No-deal Brexit will bring food shortages despite assurances, supermarkets warn

This article is more than 4 years old

October worst time to stockpile as warehouses full of Christmas goods, says retail body

Retailers have warned that there will be shortages of fresh food coupled with potential price rises if there is a no-deal Brexit.

The body representing supermarkets and other chains told MPs that they could not understand why Michael Gove had claimed otherwise in a BBC interview over the weekend.

Fresh food travelling into the UK from the EU will not be subject to checks, but delays caused by checks on the French side could mean perishables such as tomatoes, lettuce, cabbage, cauliflower and cheese could all be hit by delays.

“It will affect fresh food in various ways, availability, shelf life and potentially cost,” said Andrew Opie, the director of food and sustainability of the British Retail Consortium.

“Our assessment is based on discussion with our members, who move fresh food every day, and the likely disruption [in Dover and Calais],” he told MPs on the Brexit select committee.

“We modelled that with our members who have told us there will be disruption to fresh food.”

He said the original March Brexit date was bad, but October was “probably the worst time to face a no-deal Brexit” with stockpiling capacity limited because warehouses would have long been booked up for Christmas stock.

“Logistics are already at full stretch, warehousing is at full premium,” he told MPs.

Opie said the consortium had warned the government and every MP of the risks as far back as January.

He also warned that there was a basic infrastructure problem, with a shortage of the heat-treated wooden pallets required by the EU to move fresh food across the border.

Asked if the government was stockpiling pallets, Opie said no, but they had been told that talks were under way with manufacturers to produce more.

The MPs said the French authorities had told them that truck drivers could be delayed for up to eight hours in Calais if they did not have the right paperwork.

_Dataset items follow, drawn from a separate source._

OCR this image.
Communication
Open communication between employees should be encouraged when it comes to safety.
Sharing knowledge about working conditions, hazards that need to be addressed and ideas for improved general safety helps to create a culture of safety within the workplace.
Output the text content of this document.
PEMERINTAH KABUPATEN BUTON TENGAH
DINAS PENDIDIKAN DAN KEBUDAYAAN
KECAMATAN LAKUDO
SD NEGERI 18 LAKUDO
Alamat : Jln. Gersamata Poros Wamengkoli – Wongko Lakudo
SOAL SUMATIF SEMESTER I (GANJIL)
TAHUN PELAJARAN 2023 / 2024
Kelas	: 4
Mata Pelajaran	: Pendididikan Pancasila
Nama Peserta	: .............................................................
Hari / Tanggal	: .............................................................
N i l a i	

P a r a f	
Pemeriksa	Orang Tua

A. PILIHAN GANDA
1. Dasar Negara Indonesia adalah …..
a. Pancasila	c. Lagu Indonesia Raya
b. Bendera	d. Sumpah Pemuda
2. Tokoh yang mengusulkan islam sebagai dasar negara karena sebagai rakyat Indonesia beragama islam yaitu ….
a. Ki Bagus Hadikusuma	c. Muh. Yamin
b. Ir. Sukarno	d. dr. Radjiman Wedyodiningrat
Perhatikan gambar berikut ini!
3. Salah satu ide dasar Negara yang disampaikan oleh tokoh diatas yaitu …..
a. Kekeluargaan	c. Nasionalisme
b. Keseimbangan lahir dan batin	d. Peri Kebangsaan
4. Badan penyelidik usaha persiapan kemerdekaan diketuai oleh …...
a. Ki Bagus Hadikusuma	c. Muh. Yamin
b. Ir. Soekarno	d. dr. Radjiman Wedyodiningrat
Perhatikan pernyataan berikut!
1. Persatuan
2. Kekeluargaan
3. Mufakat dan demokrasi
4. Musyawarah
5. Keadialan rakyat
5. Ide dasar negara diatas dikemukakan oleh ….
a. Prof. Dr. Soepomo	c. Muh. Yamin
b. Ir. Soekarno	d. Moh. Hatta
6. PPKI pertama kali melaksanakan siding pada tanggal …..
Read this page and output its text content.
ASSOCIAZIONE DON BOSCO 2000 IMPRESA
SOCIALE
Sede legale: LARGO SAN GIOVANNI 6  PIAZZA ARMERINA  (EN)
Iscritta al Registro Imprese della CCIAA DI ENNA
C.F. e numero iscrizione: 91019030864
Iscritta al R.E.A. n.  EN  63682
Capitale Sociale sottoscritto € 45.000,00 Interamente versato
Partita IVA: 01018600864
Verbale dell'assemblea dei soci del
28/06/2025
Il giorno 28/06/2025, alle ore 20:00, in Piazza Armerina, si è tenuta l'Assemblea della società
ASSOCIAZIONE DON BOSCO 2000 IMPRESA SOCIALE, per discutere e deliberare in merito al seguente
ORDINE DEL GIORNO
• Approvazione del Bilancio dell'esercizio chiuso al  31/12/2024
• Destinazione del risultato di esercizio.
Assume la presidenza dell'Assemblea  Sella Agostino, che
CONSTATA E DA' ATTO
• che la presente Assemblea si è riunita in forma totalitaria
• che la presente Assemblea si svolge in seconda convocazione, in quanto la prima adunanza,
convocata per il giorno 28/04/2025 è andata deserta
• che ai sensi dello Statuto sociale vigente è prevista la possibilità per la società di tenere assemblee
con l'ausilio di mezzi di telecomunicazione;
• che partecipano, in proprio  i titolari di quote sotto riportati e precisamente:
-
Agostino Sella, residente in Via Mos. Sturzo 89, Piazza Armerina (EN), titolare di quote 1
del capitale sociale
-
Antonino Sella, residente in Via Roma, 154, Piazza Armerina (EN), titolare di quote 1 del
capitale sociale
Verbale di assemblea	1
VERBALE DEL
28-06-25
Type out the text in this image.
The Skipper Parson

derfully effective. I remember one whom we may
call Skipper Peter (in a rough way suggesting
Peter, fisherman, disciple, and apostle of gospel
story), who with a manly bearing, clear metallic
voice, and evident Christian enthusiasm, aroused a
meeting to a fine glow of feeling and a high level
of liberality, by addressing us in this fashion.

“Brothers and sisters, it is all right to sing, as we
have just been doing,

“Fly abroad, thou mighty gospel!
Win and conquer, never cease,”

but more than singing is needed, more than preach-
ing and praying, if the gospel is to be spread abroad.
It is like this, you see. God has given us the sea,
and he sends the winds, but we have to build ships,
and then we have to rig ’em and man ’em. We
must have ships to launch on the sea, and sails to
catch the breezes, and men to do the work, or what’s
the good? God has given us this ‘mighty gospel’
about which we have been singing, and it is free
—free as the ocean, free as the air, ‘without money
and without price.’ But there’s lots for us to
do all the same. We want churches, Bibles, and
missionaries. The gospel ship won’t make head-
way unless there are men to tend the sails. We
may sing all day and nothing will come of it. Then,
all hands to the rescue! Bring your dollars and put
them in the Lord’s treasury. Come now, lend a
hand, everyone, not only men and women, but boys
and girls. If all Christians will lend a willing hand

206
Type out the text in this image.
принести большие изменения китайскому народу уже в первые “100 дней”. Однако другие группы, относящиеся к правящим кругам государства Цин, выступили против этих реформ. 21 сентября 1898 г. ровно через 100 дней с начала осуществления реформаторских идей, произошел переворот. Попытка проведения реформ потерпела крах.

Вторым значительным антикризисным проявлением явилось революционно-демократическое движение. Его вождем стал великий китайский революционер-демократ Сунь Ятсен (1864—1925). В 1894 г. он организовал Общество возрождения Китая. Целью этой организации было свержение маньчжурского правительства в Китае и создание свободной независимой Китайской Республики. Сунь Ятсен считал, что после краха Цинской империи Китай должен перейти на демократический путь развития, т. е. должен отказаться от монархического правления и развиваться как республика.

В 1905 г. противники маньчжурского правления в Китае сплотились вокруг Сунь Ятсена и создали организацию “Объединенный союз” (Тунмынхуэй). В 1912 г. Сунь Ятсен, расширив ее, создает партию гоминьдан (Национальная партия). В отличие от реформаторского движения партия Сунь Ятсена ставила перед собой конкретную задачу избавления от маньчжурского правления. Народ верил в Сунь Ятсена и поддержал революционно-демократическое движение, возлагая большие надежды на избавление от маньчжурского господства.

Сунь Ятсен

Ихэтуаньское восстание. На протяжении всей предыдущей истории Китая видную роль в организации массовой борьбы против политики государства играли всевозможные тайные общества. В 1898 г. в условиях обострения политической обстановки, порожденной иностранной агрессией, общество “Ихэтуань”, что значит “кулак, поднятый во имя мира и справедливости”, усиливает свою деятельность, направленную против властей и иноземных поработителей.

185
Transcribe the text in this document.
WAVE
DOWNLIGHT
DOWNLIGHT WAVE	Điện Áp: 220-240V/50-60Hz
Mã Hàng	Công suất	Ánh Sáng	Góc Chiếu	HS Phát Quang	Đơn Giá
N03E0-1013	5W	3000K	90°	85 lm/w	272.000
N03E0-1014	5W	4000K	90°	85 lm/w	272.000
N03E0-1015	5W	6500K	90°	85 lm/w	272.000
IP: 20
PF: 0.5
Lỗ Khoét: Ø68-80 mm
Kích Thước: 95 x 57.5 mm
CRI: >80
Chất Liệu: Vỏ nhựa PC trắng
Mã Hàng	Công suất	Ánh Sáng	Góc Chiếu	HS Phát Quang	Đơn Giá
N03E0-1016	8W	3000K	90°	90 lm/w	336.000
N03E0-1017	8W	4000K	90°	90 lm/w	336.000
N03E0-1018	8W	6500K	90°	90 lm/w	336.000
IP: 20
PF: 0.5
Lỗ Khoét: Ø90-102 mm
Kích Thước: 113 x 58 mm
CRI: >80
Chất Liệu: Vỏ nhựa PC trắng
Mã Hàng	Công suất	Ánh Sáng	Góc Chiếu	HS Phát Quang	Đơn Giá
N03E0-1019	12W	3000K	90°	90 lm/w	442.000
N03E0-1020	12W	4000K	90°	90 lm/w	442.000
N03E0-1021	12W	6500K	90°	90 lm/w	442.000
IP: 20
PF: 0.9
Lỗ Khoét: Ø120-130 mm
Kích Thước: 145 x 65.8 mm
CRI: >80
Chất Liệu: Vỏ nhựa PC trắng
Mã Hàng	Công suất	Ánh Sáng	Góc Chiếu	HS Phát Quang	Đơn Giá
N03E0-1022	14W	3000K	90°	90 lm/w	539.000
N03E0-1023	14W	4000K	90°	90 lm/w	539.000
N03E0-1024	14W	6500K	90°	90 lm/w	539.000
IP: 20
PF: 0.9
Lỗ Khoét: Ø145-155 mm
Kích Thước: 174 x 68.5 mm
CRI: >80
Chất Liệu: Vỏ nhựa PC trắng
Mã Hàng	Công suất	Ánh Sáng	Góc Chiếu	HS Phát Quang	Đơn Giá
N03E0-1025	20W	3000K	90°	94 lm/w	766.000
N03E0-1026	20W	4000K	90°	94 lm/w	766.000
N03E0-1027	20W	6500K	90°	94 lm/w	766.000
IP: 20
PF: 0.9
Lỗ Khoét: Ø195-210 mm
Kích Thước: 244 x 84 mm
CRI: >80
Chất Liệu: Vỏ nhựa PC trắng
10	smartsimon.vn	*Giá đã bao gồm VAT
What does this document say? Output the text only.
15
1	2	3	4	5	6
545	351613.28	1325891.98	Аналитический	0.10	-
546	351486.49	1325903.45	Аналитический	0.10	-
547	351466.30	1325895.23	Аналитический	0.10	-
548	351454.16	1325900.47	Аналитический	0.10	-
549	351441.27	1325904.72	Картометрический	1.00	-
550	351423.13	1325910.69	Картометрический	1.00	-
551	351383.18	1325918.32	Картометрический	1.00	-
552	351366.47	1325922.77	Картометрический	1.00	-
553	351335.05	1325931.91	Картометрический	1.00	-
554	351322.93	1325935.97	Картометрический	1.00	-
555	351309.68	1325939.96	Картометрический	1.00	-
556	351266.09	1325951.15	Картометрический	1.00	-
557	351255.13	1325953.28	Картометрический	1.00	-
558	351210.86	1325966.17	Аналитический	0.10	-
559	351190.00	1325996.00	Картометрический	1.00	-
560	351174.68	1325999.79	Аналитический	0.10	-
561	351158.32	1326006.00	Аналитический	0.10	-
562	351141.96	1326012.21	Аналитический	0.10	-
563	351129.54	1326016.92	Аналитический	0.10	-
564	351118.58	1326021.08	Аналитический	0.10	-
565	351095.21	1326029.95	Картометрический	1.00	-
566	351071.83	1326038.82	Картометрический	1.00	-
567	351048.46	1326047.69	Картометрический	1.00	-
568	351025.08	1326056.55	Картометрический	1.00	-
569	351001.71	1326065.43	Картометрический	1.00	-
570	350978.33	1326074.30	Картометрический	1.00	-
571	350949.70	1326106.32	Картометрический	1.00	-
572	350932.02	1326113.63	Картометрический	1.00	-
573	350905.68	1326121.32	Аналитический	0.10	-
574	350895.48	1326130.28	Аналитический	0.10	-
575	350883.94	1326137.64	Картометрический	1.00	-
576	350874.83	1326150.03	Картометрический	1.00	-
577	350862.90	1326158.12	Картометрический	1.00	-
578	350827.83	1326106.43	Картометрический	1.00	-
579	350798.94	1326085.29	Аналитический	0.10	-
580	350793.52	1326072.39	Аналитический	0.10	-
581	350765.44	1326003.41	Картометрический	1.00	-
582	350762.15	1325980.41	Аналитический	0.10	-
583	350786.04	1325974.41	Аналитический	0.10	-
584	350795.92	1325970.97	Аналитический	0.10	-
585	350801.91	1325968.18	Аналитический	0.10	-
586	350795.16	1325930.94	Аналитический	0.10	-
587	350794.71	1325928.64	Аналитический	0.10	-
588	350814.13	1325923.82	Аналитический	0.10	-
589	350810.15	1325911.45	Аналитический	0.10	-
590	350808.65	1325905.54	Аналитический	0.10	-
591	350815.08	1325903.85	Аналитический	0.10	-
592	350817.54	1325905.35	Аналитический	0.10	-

The committee also heard that Calais and Eurotunnel ports would be “clogged up” in a no-deal Brexit, even in the best-case scenario.

Karen Wheeler, former head of Brexit border delivery at HMRC, said even if 80% of trucks got through the Dover and Folkestone to Calais routes by ferry or train, there would be an issue.

She said in June HMRC assessed that about 50% of trucks could turn up at the port without the correct paperwork for export.

She revealed that the French authorities had told HMRC that they “might hold those trucks for between two and eight hours” if they did not have the correct customs declarations documents.

Many small businesses “might still leave it to the wire to prepare” and would be caught out.

Applying for a special EORI number for exporting to the UK would take “two minutes” but the real issue was the customs declaration itself.

It was typically so complex that businesses hire a customs agent to help them deal with the thousands of commodity codes and rules of origin, Wheeler told MPs. “Not something that Joe Bloggs would normally be able to do.”

Even in the best case where there was no delay – with 70-80% of trucks getting through customs easily – “you would still get delays under those circumstances because 20% of the 10,000 trucks a day would still cause Calais and Eurotunnel to clog up,” she said.